Archive for January 27th, 2008

I Am Legend

January 27, 2008

Vaguely spoilerish in places

The opening scene of I Am Legend is brilliant, absolutely brilliant. In spooky American-TV-o’vision you get a faux news clip featuring an uncredited Emma Thompson as a scientist who claims to have cured cancer. She explains how she has evolved the idea of inoculation to use the ravaging effects of the cancer disease to her advantage, how she has reversed the traits of the virus and has created a seemingly foolproof counter to mankind’s greatest killer – and then the screen goes black. It’s an amazing opening. Chilling, dramatic and unnerving, it immediately presents you with a terrific sense of foreboding and despair as you know that this great leap forward can only end badly…

And it does, for when we fade back in we are in a desolate and empty New York City… Times Square has become abandoned and overgrown, the bright lights have faded and died, cars are let to rust and there is an eerie silence that is rarely heard in even the vow-silenced monestary. Something has gone quite horribly wrong. Like I say, it’s a brilliant opening.

Will Smith plays Will Smith. Well, he doesn’t. He plays Will Smith being somebody else with a different name, but he’s quite clearly Will Smith. There are moments when he tries really hard not to be Will Smith, and those moments are sometimes good, but even then you can’t help but think “wow, look how well Will Smith is pretending not to be Will Smith. That must mean he’s a really good actor.” Luckily I like Will Smith, so I enjoyed his pretending and thought it great that he was pretending so hard.

Where was I? Oh yes. So Will Smith is pretending to be a viral biologist army man, which is really useful as he was in charge of New York before everything went wrong AND is the only person in the world who is immune to the virus… think about that for a second! The only person in the world! And he is overwhelmingly qualified to sort it out! That is so lucky for Will Smith! You see, the virus killed most of the world and turned the rest into pigmented albino ‘dark seekers;’ a kind of litigation denying vampire that is medically explainable in it’s aversion to sunlight and while Will Smith has the rule of the roost in daylight, they control the night-time where they run amok and generally eat anything that moves.

So Will Smith is the last human being on Earth. All he once knew has gone and been replaced with CGI; there’s CGI animals, and CGI devastation, and CGI zombies, and CGI cars, and CGI spinning helicopters and CGI people and so much goddamned CGI (even his favourite movie – Shrek – is CGI) that you really begin to empathise with his characters solitude as it must be lonely living on a fucking greenscreen.

By day he hunts CGI deer, and by night he hides from CGI zombies in the bathroom, clinging to his beloved dog Sam (who, in a late developing twist you discover is really a Samantha and just about the biggest surprise in the film – after all, you couldn’t have Will Smith’s emotional support a male character – that’d be too gay).

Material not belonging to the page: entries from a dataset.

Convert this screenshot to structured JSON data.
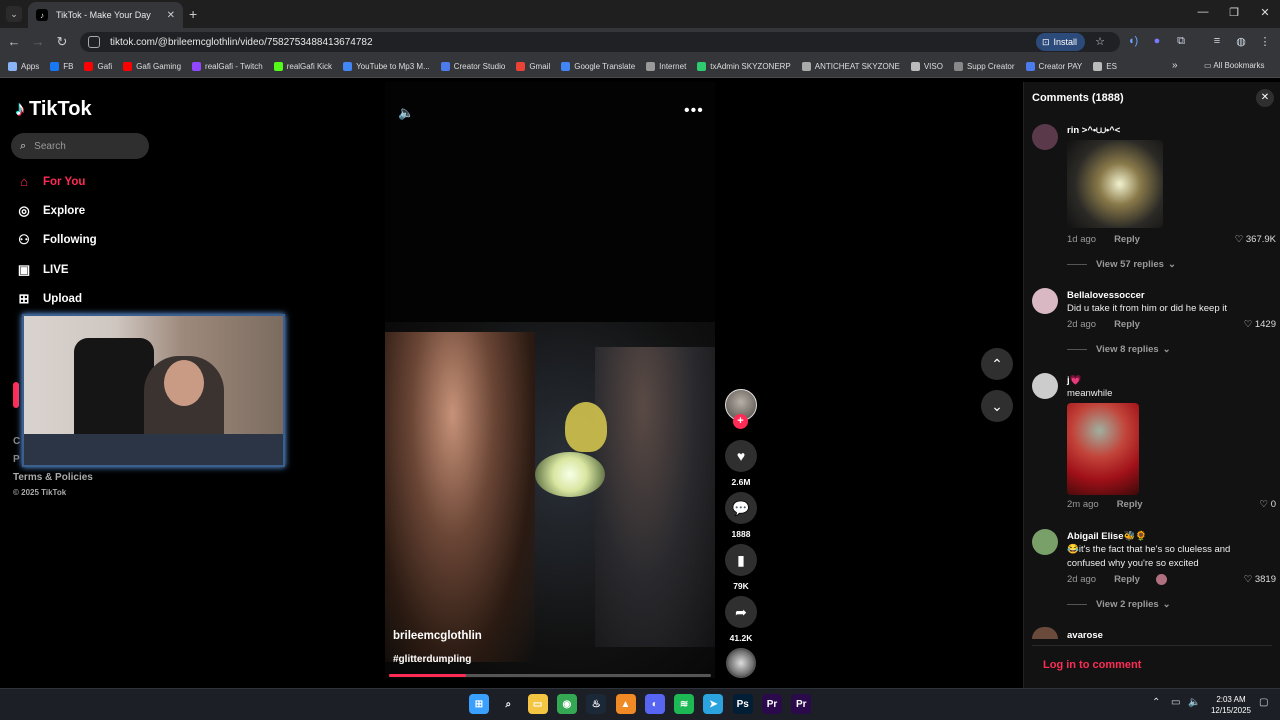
{
  "browser": {
    "tab_title": "TikTok - Make Your Day",
    "tab_close": "✕",
    "new_tab": "+",
    "url": "tiktok.com/@brileemcglothlin/video/7582753488413674782",
    "install_label": "Install",
    "bookmarks": [
      {
        "label": "Apps",
        "color": "#8ab4f8"
      },
      {
        "label": "FB",
        "color": "#1877f2"
      },
      {
        "label": "Gafi",
        "color": "#ff0000"
      },
      {
        "label": "Gafi Gaming",
        "color": "#ff0000"
      },
      {
        "label": "realGafi - Twitch",
        "color": "#9146ff"
      },
      {
        "label": "realGafi Kick",
        "color": "#53fc18"
      },
      {
        "label": "YouTube to Mp3 M...",
        "color": "#4285f4"
      },
      {
        "label": "Creator Studio",
        "color": "#4b7bec"
      },
      {
        "label": "Gmail",
        "color": "#ea4335"
      },
      {
        "label": "Google Translate",
        "color": "#4285f4"
      },
      {
        "label": "Internet",
        "color": "#999999"
      },
      {
        "label": "txAdmin SKYZONERP",
        "color": "#2ecc71"
      },
      {
        "label": "ANTICHEAT SKYZONE",
        "color": "#aaaaaa"
      },
      {
        "label": "VISO",
        "color": "#bbbbbb"
      },
      {
        "label": "Supp Creator",
        "color": "#888888"
      },
      {
        "label": "Creator PAY",
        "color": "#4b7bec"
      },
      {
        "label": "ES",
        "color": "#bbbbbb"
      }
    ],
    "all_bookmarks": "All Bookmarks"
  },
  "sidebar": {
    "logo": "TikTok",
    "search_placeholder": "Search",
    "nav": [
      {
        "label": "For You",
        "icon": "home-icon",
        "color": "#fe2c55"
      },
      {
        "label": "Explore",
        "icon": "compass-icon",
        "color": "#ffffff"
      },
      {
        "label": "Following",
        "icon": "following-icon",
        "color": "#ffffff"
      },
      {
        "label": "LIVE",
        "icon": "live-icon",
        "color": "#ffffff"
      },
      {
        "label": "Upload",
        "icon": "upload-icon",
        "color": "#ffffff"
      }
    ],
    "terms": "Terms & Policies",
    "copyright": "© 2025 TikTok",
    "obscured_c": "C",
    "obscured_p": "P"
  },
  "video": {
    "author": "brileemcglothlin",
    "hashtag": "#glitterdumpling",
    "progress": 0.24,
    "likes": "2.6M",
    "comments": "1888",
    "saves": "79K",
    "shares": "41.2K"
  },
  "comments_panel": {
    "title": "Comments (1888)",
    "items": [
      {
        "user": "rin >^•⩊•^<",
        "text": "",
        "time": "1d ago",
        "reply": "Reply",
        "likes": "367.9K",
        "view_replies": "View 57 replies",
        "avatar_color": "#5a3a4a"
      },
      {
        "user": "Bellalovessoccer",
        "text": "Did u take it from him or did he keep it",
        "time": "2d ago",
        "reply": "Reply",
        "likes": "1429",
        "view_replies": "View 8 replies",
        "avatar_color": "#d9b8c4"
      },
      {
        "user": "j💗",
        "text": "meanwhile",
        "time": "2m ago",
        "reply": "Reply",
        "likes": "0",
        "avatar_color": "#cccccc"
      },
      {
        "user": "Abigail Elise🐝🌻",
        "text": "😂it's the fact that he's so clueless and confused why you're so excited",
        "time": "2d ago",
        "reply": "Reply",
        "likes": "3819",
        "view_replies": "View 2 replies",
        "avatar_color": "#7aa06a"
      },
      {
        "user": "avarose",
        "avatar_color": "#6a4a3a"
      }
    ],
    "login": "Log in to comment"
  },
  "taskbar": {
    "time": "2:03 AM",
    "date": "12/15/2025",
    "apps": [
      {
        "name": "start",
        "color": "#3aa0ff",
        "glyph": "⊞"
      },
      {
        "name": "search",
        "color": "transparent",
        "glyph": "⌕"
      },
      {
        "name": "explorer",
        "color": "#f4c542",
        "glyph": "▭"
      },
      {
        "name": "chrome",
        "color": "#34a853",
        "glyph": "◉"
      },
      {
        "name": "steam",
        "color": "#1b2838",
        "glyph": "♨"
      },
      {
        "name": "vlc",
        "color": "#f08a24",
        "glyph": "▲"
      },
      {
        "name": "discord",
        "color": "#5865f2",
        "glyph": "◐"
      },
      {
        "name": "spotify",
        "color": "#1db954",
        "glyph": "≋"
      },
      {
        "name": "telegram",
        "color": "#2aa3df",
        "glyph": "➤"
      },
      {
        "name": "photoshop",
        "color": "#001e36",
        "glyph": "Ps"
      },
      {
        "name": "premiere",
        "color": "#2a0a4a",
        "glyph": "Pr"
      },
      {
        "name": "premiere-2",
        "color": "#2a0a4a",
        "glyph": "Pr"
      }
    ]
  }
}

After about 45 minutes of really hard pretending not to see the CGI, the zombies suddenly overcome all their previously attributed characteristics and start attacking Will Smith. This is ludicrous for several reasons; that they look like the hilariously bad CGI Scorpion King from The Mummy Returns and are totally unscary, that they make traps and cunning plans while supposedly feral and having lost “all traces of being human” and the audience was kind of digging the slow vibe and this has totally lost their attention. The zombies are the worst thing in this movie, a needless CGI interference that tears you out of whatever zen state you were in. These lithe, athletic, sprightly shadows are a laughable foe and totally undermine whatever serious levels of pretending the filmmakers were going for.

Will Smith fights CGI for a while longer, then his dog dies and a couple of Jesus freaks turn up and try to convince him of a settlement colony, then Will Smith denies God – which is like, a whole new level of pretending because to pretend to not believe in God is, like, an indication of HOW FAR his character has fallen… then another inexplicable plot points kicks in and the general murmuring that was in the cinema before becomes a chorus of “WHAT?” as the ending suddenly happens and there’s this overwhelming sense of disappointment.

As you check the credits, you see that Emma Thompson isn’t there. Then you realise that she knows, like you now do, that her part was the best bit and to be associated with any other part would be a discredit.

This film was first kicked into production in 1995. It has gone though numerous big name producers, writers, directors and stars – including Michael Bay, Arnold Schwarzenegger, Ridley Scott and the Oscar winning Akiva Goldsman. After 12 years and that much talent this is the best they can come up with. I Am Legend? I Am Bollocks, more like.